The world is not the same as it was when I was in high school. It is strange to me to consider that some friends have departed forever, some have disappeared, some stay close--but none geographically, and some have started families.
I've never been good at communicating with those I see infrequently. My neighbors hear from me quite often, as do my geographically-close friends. However, my extended family, friends from Omaha, and others I've met along the way may hear sporadic news, but often there is nary a sound.
That world, the one that existed from 1996-2000, was assumed to be the world. However, as one friend who proceeded me to college said, when you go away you can never come back in the same way. So many close friendships around me disintegrated because people came back "different" from college. Disintegrated not in necessarily a dramatic or hurtful way, rather communication lines ceased and folks drifted apart. I was determined to not let that happen to me. But communication did fail and friends became out of sight, out of mind.
So it was especially poignant to me to see that one person I was extremely close to, but had lost all contact with, was married and had a child. This lady helped me through a dark passage of my life--a time in which my neediness outweighed my ability to give (all the time, though, considering myself to be very humble and self-sacrificial). It was years later that I realized my drain on her, and how unfair that was, but also how it has changed me and effected me in the years since. I am a stronger person because of that friendship, no matter how selfish I was in it. In many ways, the qualities that she brought to the friendship were ones that I found magnified in my wife (whom I'm didn't know at the time of this friendship). One of the difference, of course, is that Bethany is not afraid to give me a (metaphorical) swift kick in the butt so that my selfish tendencies don't overexert themselves. But my friend served as a prescient model for whom God had for me in marriage.

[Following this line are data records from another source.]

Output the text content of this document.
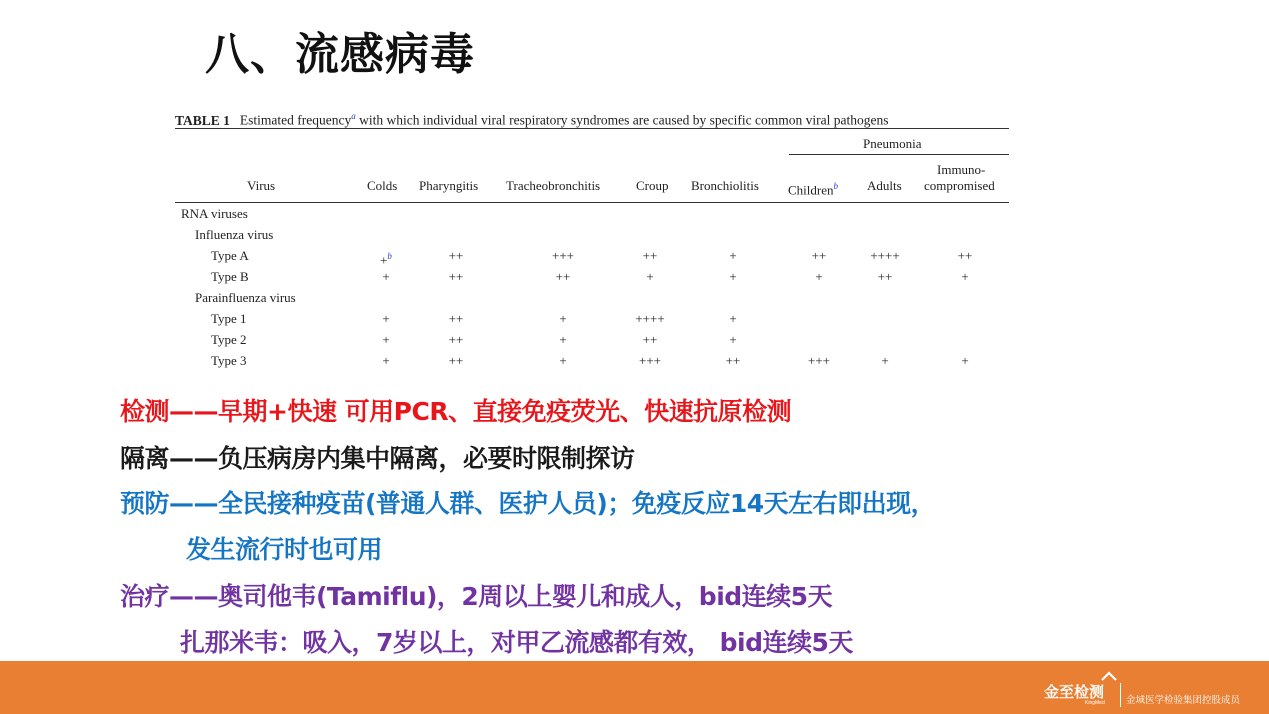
八、流感病毒
TABLE 1 Estimated frequency$^a$ with which individual viral respiratory syndromes are caused by specific common viral pathogens
Pneumonia
Virus	Colds Pharyngitis Tracheobronchitis	Croup Bronchiolitis Children$^b$ Adults
Immuno-
compromised
RNA viruses
Influenza virus
Type A	+$^b$	++	+++	++	+	++	++++	++
Type B	+	++	++	+	+	+	++	+
Parainfluenza virus
Type 1	+	++	+	++++	+
Type 2	+	++	+	++	+
Type 3	+	++	+	+++	++	+++	+	+
检测——早期+快速 可用PCR、直接免疫荧光、快速抗原检测
隔离——负压病房内集中隔离，必要时限制探访
预防——全民接种疫苗(普通人群、医护人员)；免疫反应14天左右即出现，
发生流行时也可用
治疗——奥司他韦(Tamiflu)，2周以上婴儿和成人，bid连续5天
扎那米韦：吸入，7岁以上，对甲乙流感都有效， bid连续5天
金至检测
KingMed 金域医学检验集团控股成员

Those we consider indispensible may, in the end, be only momentary players in our lives.
The key, though, is to not let these moments become too inward focussed. In a way, it hurts that I have not been as important in old friends' lives as I thought I would be. But, the same is true I'm sure from their perspective. Life goes on. That is why it cannot be just about me, why my life has to have a broader perspective than my own horizon. That is why I need a story, which I didn't have in high school, to anchor me to reality. The story, as I've come to understand it, encompasses all the small and large things of individual lives and also the seemingly big "world-historical" movements and figures. It connects us to the past, the present, and the future, so that when I am gone awaiting resurrection, the life of the world and my friends and my family goes on. My part in this drama is small and seemingly insignificant, but rooted in the larger story of God's work in the world, it takes on meaning and significance that I could never have dreamed of when I was pouring my soul out (constantly) to my friend back in high school. That story, and all that it contains, is the only connection that will ultimately last between people.